Monday, 26 January 2015

Review: A Breath Of Frost by Alyxandra Harvey


Upon seeing the cover of this book in my school's library I was instantly drawn to it and as I am a lover of fantasy, a blurb that had hints of magic was enough for me to take it with full force.
This is the first book by Alyxandra Harvey that I've read and at first I was very concerned with where the book was going. It seemed to me that for the first fifty pages or so nothing was particularly clear and although I could tell that the author had some great ideas, they failed to make it onto the page in a way that suited someone who had only just entered that world. However I can look back, knowing what I know from later on in the book, and say that it could represent how the cousins were feeling, but as an introduction to the trilogy, I was not overly impressed.
As I got further into the story I grew to be very interested in it, so much so that I finished it far earlier than I thought I would. This book is different to others about witchcraft because of how witchcraft was presented (the sides of good and evil and hierarchy within the witching community) and because of the time period it was set in.

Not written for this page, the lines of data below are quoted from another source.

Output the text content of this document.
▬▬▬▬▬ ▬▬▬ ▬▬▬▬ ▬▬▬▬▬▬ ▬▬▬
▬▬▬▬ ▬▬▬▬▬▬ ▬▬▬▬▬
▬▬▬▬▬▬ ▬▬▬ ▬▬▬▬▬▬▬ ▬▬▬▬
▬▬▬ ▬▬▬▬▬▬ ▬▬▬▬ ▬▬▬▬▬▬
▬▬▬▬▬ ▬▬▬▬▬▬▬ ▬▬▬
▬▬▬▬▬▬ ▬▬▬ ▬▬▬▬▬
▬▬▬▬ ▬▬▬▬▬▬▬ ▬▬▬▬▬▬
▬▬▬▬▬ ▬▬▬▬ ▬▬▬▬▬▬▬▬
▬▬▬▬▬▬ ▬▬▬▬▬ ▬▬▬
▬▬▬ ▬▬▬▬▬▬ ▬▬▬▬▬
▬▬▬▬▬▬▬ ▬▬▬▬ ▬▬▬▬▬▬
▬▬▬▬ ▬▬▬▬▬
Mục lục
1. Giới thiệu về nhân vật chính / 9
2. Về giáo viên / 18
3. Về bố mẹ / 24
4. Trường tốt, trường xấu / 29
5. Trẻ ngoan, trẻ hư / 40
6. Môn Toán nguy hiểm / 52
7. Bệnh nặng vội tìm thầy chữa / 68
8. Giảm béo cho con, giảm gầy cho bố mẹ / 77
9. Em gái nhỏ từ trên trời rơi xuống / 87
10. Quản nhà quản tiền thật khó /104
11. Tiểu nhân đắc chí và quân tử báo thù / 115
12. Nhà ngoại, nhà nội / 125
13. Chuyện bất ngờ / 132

The early 1800s is actually a time period that I have rarely discovered through books, so this was a nice taster.
Emma, Gretchen and Penelope were characters that I especially liked because of their resilience to conform to what society expected of them. It is something that in today's society wouldn't be frowned upon, but in that time it was very rare and it made me so happy to have main characters who wanted to be different. Although, I am led to question whether any girls at that time did act as they did because of punishments that would have been brought about as a result of their actions.
In a way I did not like the fact that from the start of the novel I, as the reader, knew that Emma and Cormac were going to end up together. Their romance was a sweet forbidden one, but it was so plainly obvious from the first page that I was almost uninterested in it. It felt like it was a doomed relationship rather than a destined one.
I have to commend Harvey on her presentation of Daphne because I believed what Emma, Gretchen and Penelope did about her. I was so caught up in their presumptions that I didn't notice that she could be any different from how they thought her to be. From the beginning of the book she was believed to be a villain in a ball gown, but as the story progressed we got to see more and more of who she truly was. It is character development like that that I try and find in every novel.
On the other side of Emma's high class society was that of Moira and her companions. Her life of living on rooftops and stealing to make her way by is not one that I haven't heard of before, but it was made intriguing by her affinity with magic, the things she had had to suffer through and her connection with the other protagonists. I would really like to look more into her past and see what else lies beneath her surface and what has made her become her.
Flashbacks are often a fickle thing, but I think they were handled well. There were not so many that I was overwhelmed by them, yet not so little that I lost interest in the characters that they focused on. The story of Theodora could be written into a book of its own, but at this point I feel it is necessary for Emma to be in the dark about some things. I would definitely like to know more about her life in the books to come though.
As you can easily tell from the blurb, there was death in this book and it think that there were just the right amount of deaths and they were people that I, as the reader, knew well enough to feel sorry about, but not so much that I started to hate the author for killing off one of my favourite characters. That balance was just right in this book.
My only real complaint about this novel, apart from the unclear start, is the grammar. I think I will have to stop writing this in my reviews soon because it seems that no one else cares about the matter, but I will never accept connectives being used as sentence starters in the middle of narration. It is really saddening to see again and again and it seems that everyone has just accepted it to be correct now.

Overall I really enjoyed this book and can't wait to read the next! Luckily no one had taken in from the school's library when I got it out this morning or I would have been a bit vexed.